I’ve been writing over at Opinions in Mobile for a while now. The idea is that they send out a question very week to a panel of industry thought leaders (and me) and everyone responds with a short and pithy post. There really are some heavyweight thinks from around the world involved – I won’t give you examples, as then I’d have to list the lot – so it’s worth checking out.
This week, we were asked the question “How do you think mobile phones will look like in 10 years?”.
This is something that I ponder quite a lot in the back of my brain and I thought I’d share my response here.
In 10 years, we’ll be well into the post PC era and laptops will seem as quaint and nostalgic as the ginormous brick phones of the 80s. We may even have blown ourselves up, been decimated by a new virus (manmade or otherwise) or even be in a post-Singularity world, in which case, all bets are off.
But assuming that the world progresses without a major Black Swan event (big assumption!), mobiles as visible, handheld devices will have disappeared. They’ll be replaced by a tiny ear piece, an equally tiny hand controller (let’s visualize that as a ring, for the sake of illustration) and a set of contact lenses or glasses, which will allow us to see three views, by simply changing our eyes’ focus; the web, the web overlayed onto the real world and the real world if anyone ever wants to go au naturel for some quirky reason.
Controlling these virtual mobiles will be by a mix of gestures and haptics, with a voice option for those of you reading this who never got the hang of fluent gesturespeak. A common sight will be middle aged people wondering around twitching, waving their arms around and bumping into things as they try to make a phone call. The froody 20 year olds will be in total command without apparently moving a muscle.

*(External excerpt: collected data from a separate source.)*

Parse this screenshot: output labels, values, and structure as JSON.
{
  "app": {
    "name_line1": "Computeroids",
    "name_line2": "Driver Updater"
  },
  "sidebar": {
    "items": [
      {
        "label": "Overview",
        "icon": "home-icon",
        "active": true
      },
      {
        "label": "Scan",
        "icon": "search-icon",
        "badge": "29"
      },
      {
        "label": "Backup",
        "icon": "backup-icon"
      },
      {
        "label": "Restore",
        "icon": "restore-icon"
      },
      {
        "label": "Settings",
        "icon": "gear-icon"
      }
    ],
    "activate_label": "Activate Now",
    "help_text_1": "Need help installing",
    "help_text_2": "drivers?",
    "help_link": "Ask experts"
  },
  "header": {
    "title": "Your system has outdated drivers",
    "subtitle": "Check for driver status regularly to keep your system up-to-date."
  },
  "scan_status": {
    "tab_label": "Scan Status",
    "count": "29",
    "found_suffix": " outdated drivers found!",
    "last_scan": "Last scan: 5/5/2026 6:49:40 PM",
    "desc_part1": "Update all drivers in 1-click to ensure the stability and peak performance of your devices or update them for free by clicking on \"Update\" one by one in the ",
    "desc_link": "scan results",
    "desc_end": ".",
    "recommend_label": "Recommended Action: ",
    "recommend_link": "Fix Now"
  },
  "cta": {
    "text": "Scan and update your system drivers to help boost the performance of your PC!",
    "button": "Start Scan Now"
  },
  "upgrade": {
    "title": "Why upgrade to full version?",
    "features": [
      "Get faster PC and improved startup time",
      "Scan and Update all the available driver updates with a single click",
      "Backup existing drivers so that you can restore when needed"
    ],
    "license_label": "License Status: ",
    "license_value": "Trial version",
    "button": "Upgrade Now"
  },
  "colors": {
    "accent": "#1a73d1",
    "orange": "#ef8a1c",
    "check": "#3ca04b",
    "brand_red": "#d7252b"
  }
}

By that time, it’ll be impossible to live any kind of mainstream life without a mobile. Banking, payments, shopping, access to your house and car – all will be via your virtual mobile. All interfacing with Government bill be done via mobile too, including daily mandatory voting on key issues of the day as representative democracy is replaced by Direct Democracy – a result of the repeated parliamentary scandals of the Blair and succeeding Governments.
Over 50’s mainly opt to live in sheltered accommodation, which offer largely tech free environments, where they can be seen hunched over old-style netbooks playing Solitaire and wondering why the kids of today never reply to their emails.